When asked about the alleged murder weapon from an evidence photo, Leon said he believed it to be a belt buckle knife based on to the broken ends and what appeared to be a belt tongue.

Leon testified that he observed Drews to be wearing a belt with what appeared to be a broken buckle while the man was being treated by emergency medical personnel. The belt was not recovered as evidence, although a photo was taken.

Defense attorney James Wyatt asked Leon about Drews’ condition that night. Drews allegedly stabbed Ayers and then confronted Warren in his bedroom where the two struggled until police arrived. Warren testified Tuesday that he beat Drews with anything he could reach, including an ashtray, out of fear for his safety.

Leon said Drews, who smelled heavily of alcohol, appeared to be conscious and was moaning, but the two did not speak. He said Drews’ demeanor was consistent with someone who had been beaten badly.

The state Wednesday afternoon rested its case, allowing the defense to call two witnesses.
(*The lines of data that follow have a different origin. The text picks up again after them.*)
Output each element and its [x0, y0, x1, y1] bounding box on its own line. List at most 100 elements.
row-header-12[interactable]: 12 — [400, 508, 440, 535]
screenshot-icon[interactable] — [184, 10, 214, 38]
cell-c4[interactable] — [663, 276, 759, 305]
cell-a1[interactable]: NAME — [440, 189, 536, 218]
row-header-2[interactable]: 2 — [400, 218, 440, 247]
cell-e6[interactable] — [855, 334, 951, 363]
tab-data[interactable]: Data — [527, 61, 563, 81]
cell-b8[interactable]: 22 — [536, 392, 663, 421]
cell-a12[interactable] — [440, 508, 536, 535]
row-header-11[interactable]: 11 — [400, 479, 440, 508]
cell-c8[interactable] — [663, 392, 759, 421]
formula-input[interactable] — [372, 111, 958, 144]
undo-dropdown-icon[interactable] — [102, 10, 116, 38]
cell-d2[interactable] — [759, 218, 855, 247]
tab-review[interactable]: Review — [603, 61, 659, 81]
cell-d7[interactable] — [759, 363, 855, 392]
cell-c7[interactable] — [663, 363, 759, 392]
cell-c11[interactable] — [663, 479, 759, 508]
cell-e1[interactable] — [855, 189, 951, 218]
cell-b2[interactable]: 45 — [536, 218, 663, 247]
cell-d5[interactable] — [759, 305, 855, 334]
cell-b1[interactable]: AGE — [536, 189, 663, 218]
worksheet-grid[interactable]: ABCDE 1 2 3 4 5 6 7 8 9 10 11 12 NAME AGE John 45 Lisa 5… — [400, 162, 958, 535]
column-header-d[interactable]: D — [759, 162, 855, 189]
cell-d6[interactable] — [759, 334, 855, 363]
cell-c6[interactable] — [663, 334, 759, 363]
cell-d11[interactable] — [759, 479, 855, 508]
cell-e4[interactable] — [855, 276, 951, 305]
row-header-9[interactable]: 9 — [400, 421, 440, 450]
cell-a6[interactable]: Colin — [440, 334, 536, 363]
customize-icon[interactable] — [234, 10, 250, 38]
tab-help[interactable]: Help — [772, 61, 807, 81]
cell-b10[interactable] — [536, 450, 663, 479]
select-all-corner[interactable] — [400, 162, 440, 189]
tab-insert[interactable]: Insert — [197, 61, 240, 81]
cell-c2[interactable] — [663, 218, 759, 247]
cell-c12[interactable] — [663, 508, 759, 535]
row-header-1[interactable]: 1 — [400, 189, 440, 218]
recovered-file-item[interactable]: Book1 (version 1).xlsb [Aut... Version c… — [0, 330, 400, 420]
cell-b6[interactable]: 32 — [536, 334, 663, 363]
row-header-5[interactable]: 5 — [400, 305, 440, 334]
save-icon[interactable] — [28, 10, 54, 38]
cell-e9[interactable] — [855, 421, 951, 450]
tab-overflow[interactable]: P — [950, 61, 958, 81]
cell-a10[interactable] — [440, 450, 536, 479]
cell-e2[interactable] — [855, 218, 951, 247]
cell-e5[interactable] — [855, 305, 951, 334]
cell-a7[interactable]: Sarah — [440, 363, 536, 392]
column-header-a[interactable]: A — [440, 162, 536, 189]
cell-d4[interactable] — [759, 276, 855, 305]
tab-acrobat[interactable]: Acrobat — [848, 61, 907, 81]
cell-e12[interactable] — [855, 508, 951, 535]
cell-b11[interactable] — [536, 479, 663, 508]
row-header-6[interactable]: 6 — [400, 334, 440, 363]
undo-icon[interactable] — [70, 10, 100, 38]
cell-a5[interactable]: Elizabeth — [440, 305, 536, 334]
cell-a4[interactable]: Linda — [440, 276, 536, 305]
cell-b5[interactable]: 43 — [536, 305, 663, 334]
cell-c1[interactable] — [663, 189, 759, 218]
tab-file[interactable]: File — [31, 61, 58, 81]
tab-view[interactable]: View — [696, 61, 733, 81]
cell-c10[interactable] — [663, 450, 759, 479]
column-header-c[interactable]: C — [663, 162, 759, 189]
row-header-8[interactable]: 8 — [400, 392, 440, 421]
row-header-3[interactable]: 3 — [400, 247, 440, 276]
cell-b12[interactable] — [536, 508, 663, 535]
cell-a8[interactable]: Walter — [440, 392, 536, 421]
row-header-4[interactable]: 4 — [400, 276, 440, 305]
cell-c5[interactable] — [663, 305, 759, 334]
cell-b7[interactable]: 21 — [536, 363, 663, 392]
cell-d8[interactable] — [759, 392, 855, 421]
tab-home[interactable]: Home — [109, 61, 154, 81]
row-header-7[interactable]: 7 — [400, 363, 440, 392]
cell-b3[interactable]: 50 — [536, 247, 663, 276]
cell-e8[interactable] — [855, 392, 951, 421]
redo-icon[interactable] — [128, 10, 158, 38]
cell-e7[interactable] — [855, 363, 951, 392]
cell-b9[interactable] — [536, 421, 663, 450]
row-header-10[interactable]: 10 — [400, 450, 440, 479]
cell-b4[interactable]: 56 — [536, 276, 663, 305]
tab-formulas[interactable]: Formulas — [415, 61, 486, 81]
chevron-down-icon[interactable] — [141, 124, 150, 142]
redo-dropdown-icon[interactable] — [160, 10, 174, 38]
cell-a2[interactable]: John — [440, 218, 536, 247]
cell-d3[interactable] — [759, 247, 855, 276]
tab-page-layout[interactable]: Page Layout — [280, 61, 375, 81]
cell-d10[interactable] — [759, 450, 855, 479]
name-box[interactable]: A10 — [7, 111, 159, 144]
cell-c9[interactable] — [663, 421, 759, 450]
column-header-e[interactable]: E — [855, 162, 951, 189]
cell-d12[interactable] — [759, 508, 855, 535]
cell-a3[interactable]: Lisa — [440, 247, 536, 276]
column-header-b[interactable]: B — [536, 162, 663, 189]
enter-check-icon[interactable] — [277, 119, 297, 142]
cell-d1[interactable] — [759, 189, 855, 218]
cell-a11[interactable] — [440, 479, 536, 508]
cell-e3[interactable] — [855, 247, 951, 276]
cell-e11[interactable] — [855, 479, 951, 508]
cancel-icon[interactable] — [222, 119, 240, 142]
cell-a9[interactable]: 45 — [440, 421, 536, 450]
At the close of the day, Drews confirmed to Nelson he would testify in his own defense and is expected to take the stand today.

He also declined to have the jury instructed on voluntary manslaughter, saying, “It’s all or nothing.” The jury, which should begin deliberations today, will be charged only on the eight counts Drews faces, not to include the lesser manslaughter option.

Court will resume at 8:15 a.m. today in courtroom C at the Frank Moore Administration and Judicial Center.